Prompted by the failure of at least 15 rural banks around the country in the last two months, the BSP said it is issuing a new circular that would expand the list of bank practices that are considered unsafe and unsound.
According to BSP Deputy Governor Nestor Espenilla, most of these prohibitions are implicit in existing BSP rules but regulators decided to make them explicit, with specific quantitative markers for banks and examiners to follow.
“The idea is to warn banks engaged in these activities that we are probably going to be more aggressive in issuing cease- and-desist orders (CDOs) if we find them engaged in unsafe and unsound activities,” Espenilla said.
“Obviously, we are drawing from the lessons of the recent past where several banks were shut down,” he added.
Espenilla said the BSP would now classify aggressive deposit-taking as unsafe and unsound practice, based on specific criteria approved by the Monetary Board.
“If a bank is following this as a business model, then we would consider that as unsafe and unsound,” Espenilla said. “That would include offering extremely high interest on deposit as well as offering non-cash rewards that are disproportionate to the deposits.”
Espenilla said the BSP also included as unsafe and unsound the practice of disproportionate lending to low-quality borrowers and charging high interest rates.
Espenilla said some banks have been found extending expensive loans to borrowers that other institutions would not consider credit-worthy.
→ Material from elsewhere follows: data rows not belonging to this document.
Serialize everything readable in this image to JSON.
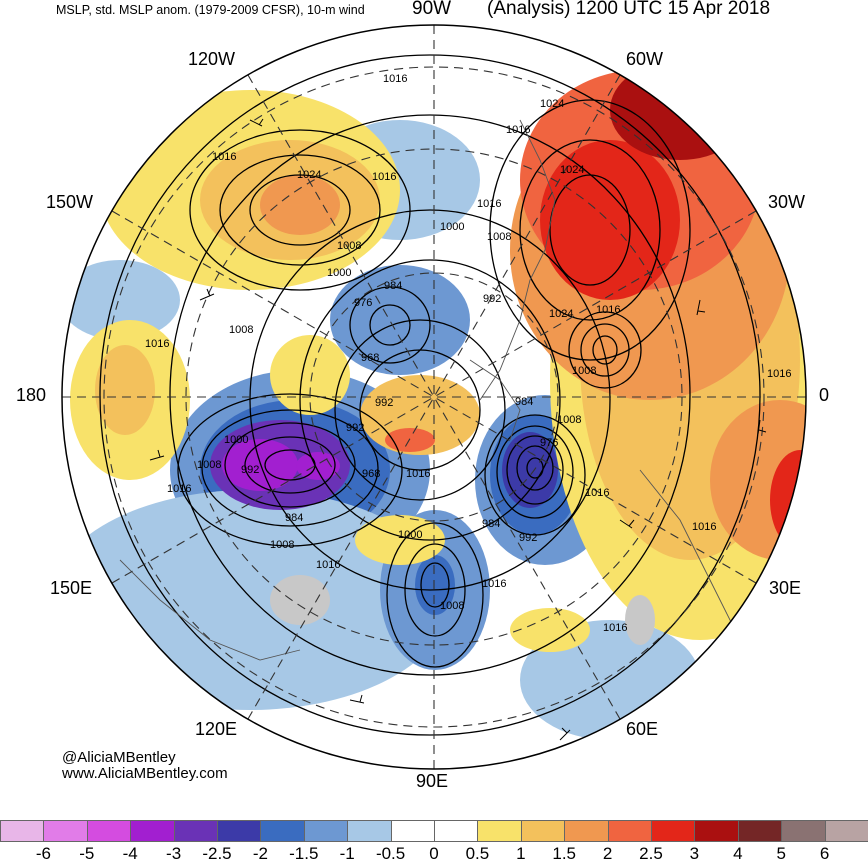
{
  "header": {
    "left_title": "MSLP, std. MSLP anom. (1979-2009 CFSR), 10-m wind",
    "center_label": "90W",
    "right_title": "(Analysis) 1200 UTC 15 Apr 2018"
  },
  "longitude_labels": {
    "w120": "120W",
    "w60": "60W",
    "w150": "150W",
    "w30": "30W",
    "lon180": "180",
    "lon0": "0",
    "e150": "150E",
    "e30": "30E",
    "e120": "120E",
    "e60": "60E",
    "e90": "90E"
  },
  "credits": {
    "twitter": "@AliciaMBentley",
    "website": "www.AliciaMBentley.com"
  },
  "isobar_labels": [
    {
      "id": "i1",
      "text": "1016"
    },
    {
      "id": "i2",
      "text": "1024"
    },
    {
      "id": "i3",
      "text": "1016"
    },
    {
      "id": "i4",
      "text": "1024"
    },
    {
      "id": "i5",
      "text": "1016"
    },
    {
      "id": "i6",
      "text": "1016"
    },
    {
      "id": "i7",
      "text": "1000"
    },
    {
      "id": "i8",
      "text": "1016"
    },
    {
      "id": "i9",
      "text": "1008"
    },
    {
      "id": "i10",
      "text": "1024"
    },
    {
      "id": "i11",
      "text": "1008"
    },
    {
      "id": "i12",
      "text": "1000"
    },
    {
      "id": "i13",
      "text": "984"
    },
    {
      "id": "i14",
      "text": "976"
    },
    {
      "id": "i15",
      "text": "992"
    },
    {
      "id": "i16",
      "text": "1008"
    },
    {
      "id": "i17",
      "text": "1016"
    },
    {
      "id": "i18",
      "text": "1024"
    },
    {
      "id": "i19",
      "text": "1016"
    },
    {
      "id": "i20",
      "text": "968"
    },
    {
      "id": "i21",
      "text": "1008"
    },
    {
      "id": "i22",
      "text": "992"
    },
    {
      "id": "i23",
      "text": "984"
    },
    {
      "id": "i24",
      "text": "992"
    },
    {
      "id": "i25",
      "text": "1016"
    },
    {
      "id": "i26",
      "text": "1008"
    },
    {
      "id": "i27",
      "text": "976"
    },
    {
      "id": "i28",
      "text": "1000"
    },
    {
      "id": "i29",
      "text": "1008"
    },
    {
      "id": "i30",
      "text": "992"
    },
    {
      "id": "i31",
      "text": "968"
    },
    {
      "id": "i32",
      "text": "1016"
    },
    {
      "id": "i33",
      "text": "1016"
    },
    {
      "id": "i34",
      "text": "984"
    },
    {
      "id": "i35",
      "text": "1000"
    },
    {
      "id": "i36",
      "text": "984"
    },
    {
      "id": "i37",
      "text": "992"
    },
    {
      "id": "i38",
      "text": "1008"
    },
    {
      "id": "i39",
      "text": "1016"
    },
    {
      "id": "i40",
      "text": "1016"
    },
    {
      "id": "i41",
      "text": "1008"
    },
    {
      "id": "i42",
      "text": "1016"
    },
    {
      "id": "i43",
      "text": "1016"
    },
    {
      "id": "i44",
      "text": "1016"
    }
  ],
  "colorbar": {
    "labels": [
      "-6",
      "-5",
      "-4",
      "-3",
      "-2.5",
      "-2",
      "-1.5",
      "-1",
      "-0.5",
      "0",
      "0.5",
      "1",
      "1.5",
      "2",
      "2.5",
      "3",
      "4",
      "5",
      "6"
    ],
    "colors": [
      "#e8b6e8",
      "#e17ce8",
      "#d44ce0",
      "#a21fd0",
      "#6a32b6",
      "#3c3aa8",
      "#3a6cc0",
      "#6d98d2",
      "#a7c8e6",
      "#ffffff",
      "#ffffff",
      "#f8e26a",
      "#f3c15c",
      "#f09850",
      "#f06440",
      "#e32619",
      "#aa1010",
      "#742626",
      "#8a7272",
      "#b8a3a3"
    ]
  },
  "anomaly_blobs": [
    {
      "id": "b1",
      "color": "#6d98d2"
    },
    {
      "id": "b2",
      "color": "#3a6cc0"
    },
    {
      "id": "b3",
      "color": "#a7c8e6"
    },
    {
      "id": "b4",
      "color": "#6a32b6"
    },
    {
      "id": "b5",
      "color": "#a21fd0"
    },
    {
      "id": "b6",
      "color": "#3c3aa8"
    },
    {
      "id": "b7",
      "color": "#a21fd0"
    },
    {
      "id": "b8",
      "color": "#f3c15c"
    },
    {
      "id": "b9",
      "color": "#f09850"
    },
    {
      "id": "b10",
      "color": "#f8e26a"
    },
    {
      "id": "b11",
      "color": "#f06440"
    },
    {
      "id": "b12",
      "color": "#e32619"
    },
    {
      "id": "b13",
      "color": "#aa1010"
    },
    {
      "id": "b14",
      "color": "#f09850"
    },
    {
      "id": "b15",
      "color": "#f8e26a"
    },
    {
      "id": "b16",
      "color": "#f3c15c"
    },
    {
      "id": "b17",
      "color": "#f09850"
    },
    {
      "id": "b18",
      "color": "#f06440"
    },
    {
      "id": "b19",
      "color": "#3a6cc0"
    },
    {
      "id": "b20",
      "color": "#6d98d2"
    },
    {
      "id": "b21",
      "color": "#f8e26a"
    },
    {
      "id": "b22",
      "color": "#f3c15c"
    },
    {
      "id": "b23",
      "color": "#f06440"
    },
    {
      "id": "b24",
      "color": "#f8e26a"
    },
    {
      "id": "b25",
      "color": "#a7c8e6"
    },
    {
      "id": "b26",
      "color": "#6d98d2"
    },
    {
      "id": "b27",
      "color": "#e32619"
    },
    {
      "id": "b28",
      "color": "#f3c15c"
    },
    {
      "id": "b29",
      "color": "#f8e26a"
    },
    {
      "id": "b30",
      "color": "#a7c8e6"
    },
    {
      "id": "b31",
      "color": "#c8c8c8"
    }
  ]
}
Although not unsafe by itself, he said banks that do this too much would be putting their institutions at risk.
“We have set quantifiers to determine what is too much, how much is too high and so forth,” he said. “That way, banks would not be able to do this to the extent of risking their entire business.”
According to Espenilla, there were borrowers that would accept exorbitant interest rates on loans especially if no other institution would lend to them.
“Even worse, they would accept these loans because they have no plans of paying anyway,” he said. “So banks over-lend to desperate borrowers and they both collapse.”
Espenilla said the new BSP rules on unsafe and unsound practices would be applicable to all Philippine banks.
The move, was prompted by the collapse of at least 15 banks including the so-called Legacy Group which was found engaging in aggressive deposit-taking, at times offering cars as a non-cash bonus for new depositors.